Using BDDC in combination with Multigrid

Hi All,

I’m currently considering eddy current type electomagnetic problems for highly conducting magnetic objects where we have thin skin depths normal to the object surface. We’ve accounted for these thin skin via layers of prismatic boundary layer elements with high order HCurl conforming elements, which works well but leads to dense meshes and a high memory usage.

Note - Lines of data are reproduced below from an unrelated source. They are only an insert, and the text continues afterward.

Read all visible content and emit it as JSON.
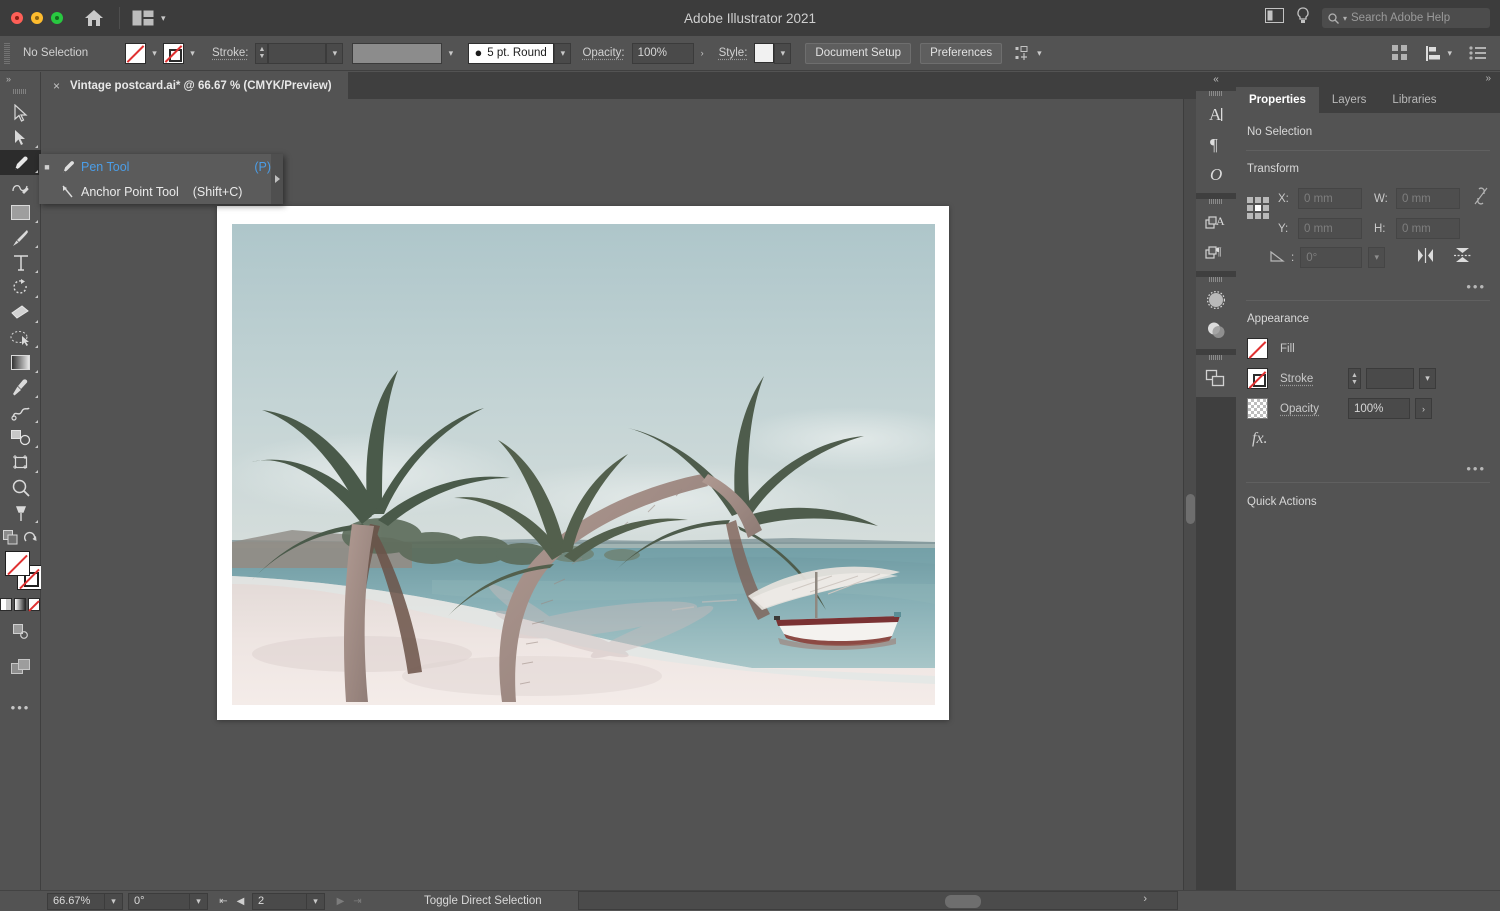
{
  "app": {
    "title": "Adobe Illustrator 2021",
    "window_controls": [
      "close",
      "minimize",
      "maximize"
    ],
    "home_icon": "home-icon",
    "arrange_documents_icon": "arrange-documents-icon",
    "workspace_switcher_icon": "workspace-panel-icon",
    "help_icon": "lightbulb-help-icon",
    "search": {
      "placeholder": "Search Adobe Help",
      "icon": "search-icon"
    }
  },
  "control_bar": {
    "selection_status": "No Selection",
    "fill_swatch": "none",
    "stroke_swatch": "none",
    "stroke_label": "Stroke:",
    "stroke_weight": "",
    "stroke_profile": "",
    "brush_definition": "5 pt. Round",
    "opacity_label": "Opacity:",
    "opacity_value": "100%",
    "style_label": "Style:",
    "document_setup": "Document Setup",
    "preferences": "Preferences",
    "align_icon": "align-distribute-icon",
    "arrange_grid_icon": "arrange-grid-icon",
    "options_list_icon": "options-list-icon"
  },
  "document_tab": {
    "close": "×",
    "title": "Vintage postcard.ai* @ 66.67 % (CMYK/Preview)"
  },
  "toolbar": {
    "expand_icon": "expand-toolbar-chevron",
    "tools": [
      {
        "name": "selection-tool",
        "icon": "arrow-outline-icon",
        "selected": false,
        "flyout": false
      },
      {
        "name": "direct-selection-tool",
        "icon": "arrow-solid-icon",
        "selected": false,
        "flyout": true
      },
      {
        "name": "pen-tool",
        "icon": "pen-nib-icon",
        "selected": true,
        "flyout": true
      },
      {
        "name": "curvature-tool",
        "icon": "curvature-icon",
        "selected": false,
        "flyout": false
      },
      {
        "name": "rectangle-tool",
        "icon": "rectangle-icon",
        "selected": false,
        "flyout": true
      },
      {
        "name": "paintbrush-tool",
        "icon": "paintbrush-icon",
        "selected": false,
        "flyout": true
      },
      {
        "name": "type-tool",
        "icon": "type-t-icon",
        "selected": false,
        "flyout": true
      },
      {
        "name": "rotate-tool",
        "icon": "rotate-icon",
        "selected": false,
        "flyout": true
      },
      {
        "name": "eraser-tool",
        "icon": "eraser-icon",
        "selected": false,
        "flyout": true
      },
      {
        "name": "shape-builder-tool",
        "icon": "shape-builder-icon",
        "selected": false,
        "flyout": true
      },
      {
        "name": "gradient-tool",
        "icon": "gradient-icon",
        "selected": false,
        "flyout": true
      },
      {
        "name": "eyedropper-tool",
        "icon": "eyedropper-icon",
        "selected": false,
        "flyout": true
      },
      {
        "name": "symbol-sprayer-tool",
        "icon": "symbol-sprayer-icon",
        "selected": false,
        "flyout": true
      },
      {
        "name": "free-transform-tool",
        "icon": "free-transform-icon",
        "selected": false,
        "flyout": true
      },
      {
        "name": "artboard-tool",
        "icon": "artboard-icon",
        "selected": false,
        "flyout": true
      },
      {
        "name": "zoom-tool",
        "icon": "magnifier-icon",
        "selected": false,
        "flyout": false
      },
      {
        "name": "hand-tool",
        "icon": "pin-hand-icon",
        "selected": false,
        "flyout": true
      }
    ],
    "swap_fill_stroke_icon": "swap-fill-stroke-icon",
    "default_fill_stroke_icon": "default-fill-stroke-icon",
    "fill_swatch": "none",
    "stroke_swatch": "none",
    "color_modes": [
      "color-swatch",
      "gradient-swatch",
      "none-swatch"
    ],
    "drawing_mode_icon": "draw-normal-icon",
    "screen_mode_icon": "screen-mode-icon",
    "more_tools_icon": "more-tools-ellipsis"
  },
  "flyout_menu": {
    "items": [
      {
        "label": "Pen Tool",
        "shortcut": "(P)",
        "icon": "pen-nib-icon",
        "selected": true
      },
      {
        "label": "Anchor Point Tool",
        "shortcut": "(Shift+C)",
        "icon": "anchor-point-icon",
        "selected": false
      }
    ]
  },
  "dock_strip": {
    "collapse_icon": "collapse-panels-chevron",
    "groups": [
      [
        {
          "name": "character-panel-icon",
          "glyph": "A"
        },
        {
          "name": "paragraph-panel-icon",
          "glyph": "¶"
        },
        {
          "name": "glyphs-panel-icon",
          "glyph": "O"
        }
      ],
      [
        {
          "name": "character-styles-panel-icon",
          "glyph": "A"
        },
        {
          "name": "paragraph-styles-panel-icon",
          "glyph": "¶"
        }
      ],
      [
        {
          "name": "brushes-panel-icon",
          "glyph": ""
        },
        {
          "name": "transparency-panel-icon",
          "glyph": ""
        }
      ],
      [
        {
          "name": "artboards-panel-icon",
          "glyph": ""
        }
      ]
    ]
  },
  "properties_panel": {
    "expand_icon": "expand-panel-chevrons",
    "tabs": [
      {
        "label": "Properties",
        "active": true
      },
      {
        "label": "Layers",
        "active": false
      },
      {
        "label": "Libraries",
        "active": false
      }
    ],
    "selection_status": "No Selection",
    "transform": {
      "title": "Transform",
      "reference_point_icon": "reference-point-grid",
      "x_label": "X:",
      "x_value": "0 mm",
      "y_label": "Y:",
      "y_value": "0 mm",
      "w_label": "W:",
      "w_value": "0 mm",
      "h_label": "H:",
      "h_value": "0 mm",
      "link_icon": "unlink-proportions-icon",
      "angle_label": "∠:",
      "angle_value": "0°",
      "flip_horizontal_icon": "flip-horizontal-icon",
      "flip_vertical_icon": "flip-vertical-icon",
      "more_options_icon": "more-options-ellipsis"
    },
    "appearance": {
      "title": "Appearance",
      "fill_label": "Fill",
      "fill_swatch": "none",
      "stroke_label": "Stroke",
      "stroke_swatch": "none",
      "stroke_weight": "",
      "opacity_label": "Opacity",
      "opacity_swatch": "checkerboard",
      "opacity_value": "100%",
      "effects_icon": "fx-effects-icon",
      "more_options_icon": "more-options-ellipsis"
    },
    "quick_actions": {
      "title": "Quick Actions"
    }
  },
  "status_bar": {
    "zoom_value": "66.67%",
    "rotation_value": "0°",
    "first_artboard_icon": "first-artboard-icon",
    "prev_artboard_icon": "prev-artboard-icon",
    "artboard_number": "2",
    "next_artboard_icon": "next-artboard-icon",
    "last_artboard_icon": "last-artboard-icon",
    "status_text": "Toggle Direct Selection",
    "status_menu_icon": "status-menu-arrow",
    "status_back_icon": "status-back-chevron",
    "scroll_right_icon": "scroll-right-chevron"
  },
  "artwork": {
    "name": "vintage-beach-postcard-photo",
    "description": "Vintage-toned photo of palm trees leaning over a pale sand beach with a small sailboat in turquoise water"
  }
}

Up to this point, we have been using the BDDC preconditioner, which was sufficient for simpler problems, but we’ve been running into the memory limits of our hardware. My understanding is that the BDDC preconditioner solves for the lowest order degrees of freedom directly, which for dense meshes would be expensive. From what I’ve read in Tutorial 2.1.4, we can reduce this cost by swaping out the direct solve for a (geometric) multigrid implementation by setting ‘coarsetype="multigrid’ as an argument for the preconditioner. e.g.

c = Preconditioner(a, 'bddc', coarsetype='multigrid')

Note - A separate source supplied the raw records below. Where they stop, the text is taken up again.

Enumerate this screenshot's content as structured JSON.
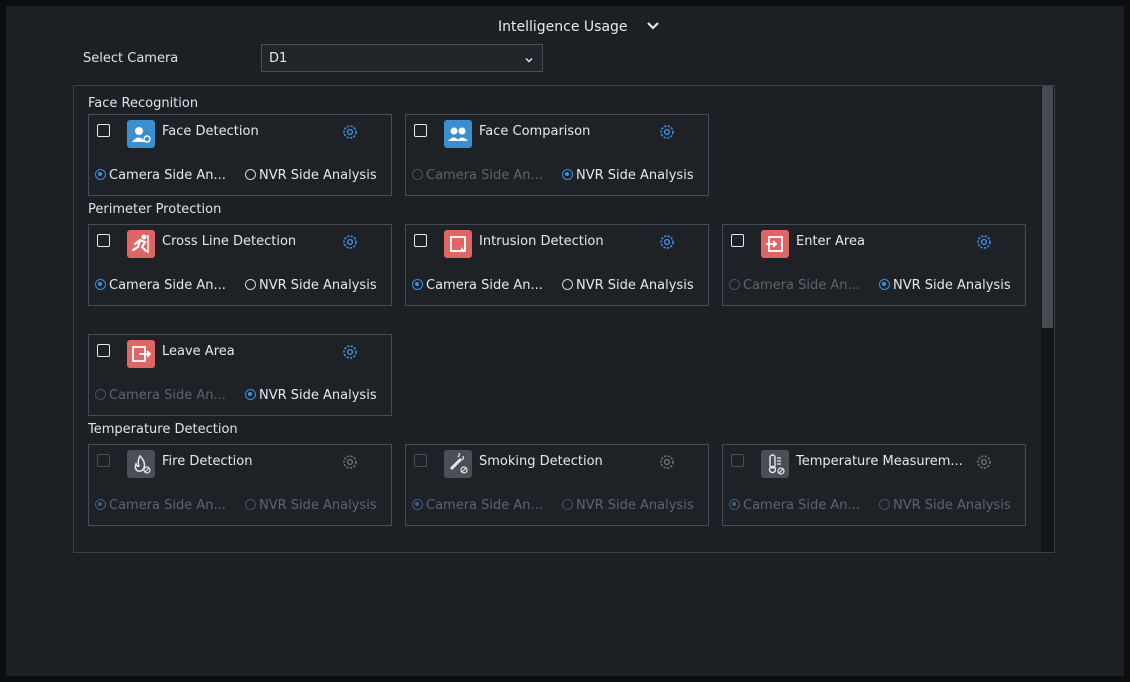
{
  "header": {
    "title": "Intelligence Usage"
  },
  "camera_select": {
    "label": "Select Camera",
    "value": "D1"
  },
  "sections": [
    {
      "title": "Face Recognition"
    },
    {
      "title": "Perimeter Protection"
    },
    {
      "title": "Temperature Detection"
    }
  ],
  "cards": [
    {
      "name": "Face Detection",
      "opt1": "Camera Side An...",
      "opt2": "NVR Side Analysis",
      "selected": "camera",
      "icon": "face-detection-icon"
    },
    {
      "name": "Face Comparison",
      "opt1": "Camera Side An...",
      "opt2": "NVR Side Analysis",
      "selected": "nvr",
      "icon": "face-comparison-icon"
    },
    {
      "name": "Cross Line Detection",
      "opt1": "Camera Side An...",
      "opt2": "NVR Side Analysis",
      "selected": "camera",
      "icon": "cross-line-icon"
    },
    {
      "name": "Intrusion Detection",
      "opt1": "Camera Side An...",
      "opt2": "NVR Side Analysis",
      "selected": "camera",
      "icon": "intrusion-icon"
    },
    {
      "name": "Enter Area",
      "opt1": "Camera Side An...",
      "opt2": "NVR Side Analysis",
      "selected": "nvr",
      "icon": "enter-area-icon"
    },
    {
      "name": "Leave Area",
      "opt1": "Camera Side An...",
      "opt2": "NVR Side Analysis",
      "selected": "nvr",
      "icon": "leave-area-icon"
    },
    {
      "name": "Fire Detection",
      "opt1": "Camera Side An...",
      "opt2": "NVR Side Analysis",
      "selected": "camera",
      "icon": "fire-detection-icon"
    },
    {
      "name": "Smoking Detection",
      "opt1": "Camera Side An...",
      "opt2": "NVR Side Analysis",
      "selected": "camera",
      "icon": "smoking-detection-icon"
    },
    {
      "name": "Temperature Measurem...",
      "opt1": "Camera Side An...",
      "opt2": "NVR Side Analysis",
      "selected": "camera",
      "icon": "temperature-icon"
    }
  ],
  "colors": {
    "accent": "#3d8fe3",
    "face_icon_bg": "#3a8fd0",
    "perimeter_icon_bg": "#e06666",
    "disabled_icon_bg": "#4a4f57"
  }
}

and generating a sequence of meshes via the Refine method. Is this correct?

As an example, I’ve attached some sample code, where I’m solving a simple curl curl problem: Find \mathbf{A} s.t.

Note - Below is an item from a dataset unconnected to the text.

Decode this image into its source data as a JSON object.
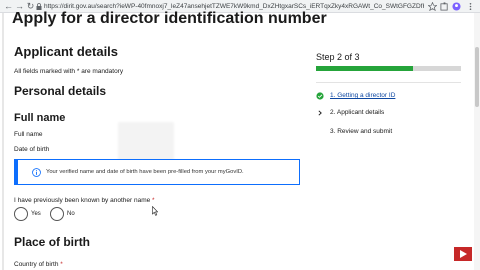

\nabla \times \nabla \times \mathbf{A} + \mathbf{A} = \mathbf{f} \text{ in } \Omega
\boldsymbol{n}\times \mathbf{A} = \boldsymbol{n}\times \mathbf{A}_0 \text{ on } \partial \Omega

where \mathbf{A}_0 = [sin(y), 0, 0] is the exact solution and \mathbf{f} is a known source term over a unit cube \Omega. My example code is adapted from the function provided in Tutorial 2.1.1 and iterates through a series of refined meshes. In the code I’m comparing the number of iterations required to solve the problem using the CGSolver and either the BDDC, Multigrid, or the combined preconditioners. What I see is that the combined preconditioner takes significantly more iterations.

Futhermore, I’ve reran this test for the case of p=0. For p=0 the BDDC preconditioner should solve the problem directly on each mesh, and the multigrid and combined preconditioners should be equivalent to each other. What I see is that the combined preconditioner takes substantially more iterations. Have I made some mistake here, either with my implementation or my understanding?

Regards,
James
bddc_mult_example.py (2.0 KB)

Just to add on to my original post, I’ve tried implementing my own multigrid preconditioner, adapted from this forum post.

In addition to keeping track of the number of iterations, I’ve also been looking at the memory usage. I’ve included a figure showing the memory usage as a function of time for a similar problem to my original post using order 0. What I see is that there is a large increase in memory usage when combining the BDDC and multigrid preconditioners.
BDDC_MG_Comp

I accept that it’s difficult to compare the memory usage and speed between something written in python and something written in C, but given that my multigrid implementation has a near constant memory usage, I don’t understand what the second hump corresponds to in the combined preconditioner.

James

The elementwise bddc implemented in ngsolve eliminates high order dofs and reduces it to lowest order. The lowest order is then solved directly. For p=0 the ngsolve bddc is just a direct solver.
Also the multigrid already does only smoothing for the high order dofs and does geometric mg prolongation only on lowest order dofs. So combining these two ngsolve-preconditioners does no really make sense. Does this answer your questions?

Hi Christopher,

Thank you for the reply.

To be honest, I’m still a little confused. We’re currently interested in high order HCurl problems where we need a dense mesh in order to capture the geometric information of our model. Following the ideas from this post, our intention was to use the BDDC preconditioner to eliminate the higher order dofs, and then rather than perform a direct solve on the lowest order dofs, which for a dense mesh would still require a large amount of memory, we would instead use h-version multigrid in a similar way to Tutorial 2.1.4. This still seems like a sensible idea to me, but maybe I’ve misunderstood what the multigrid for the lowest order dofs is doing.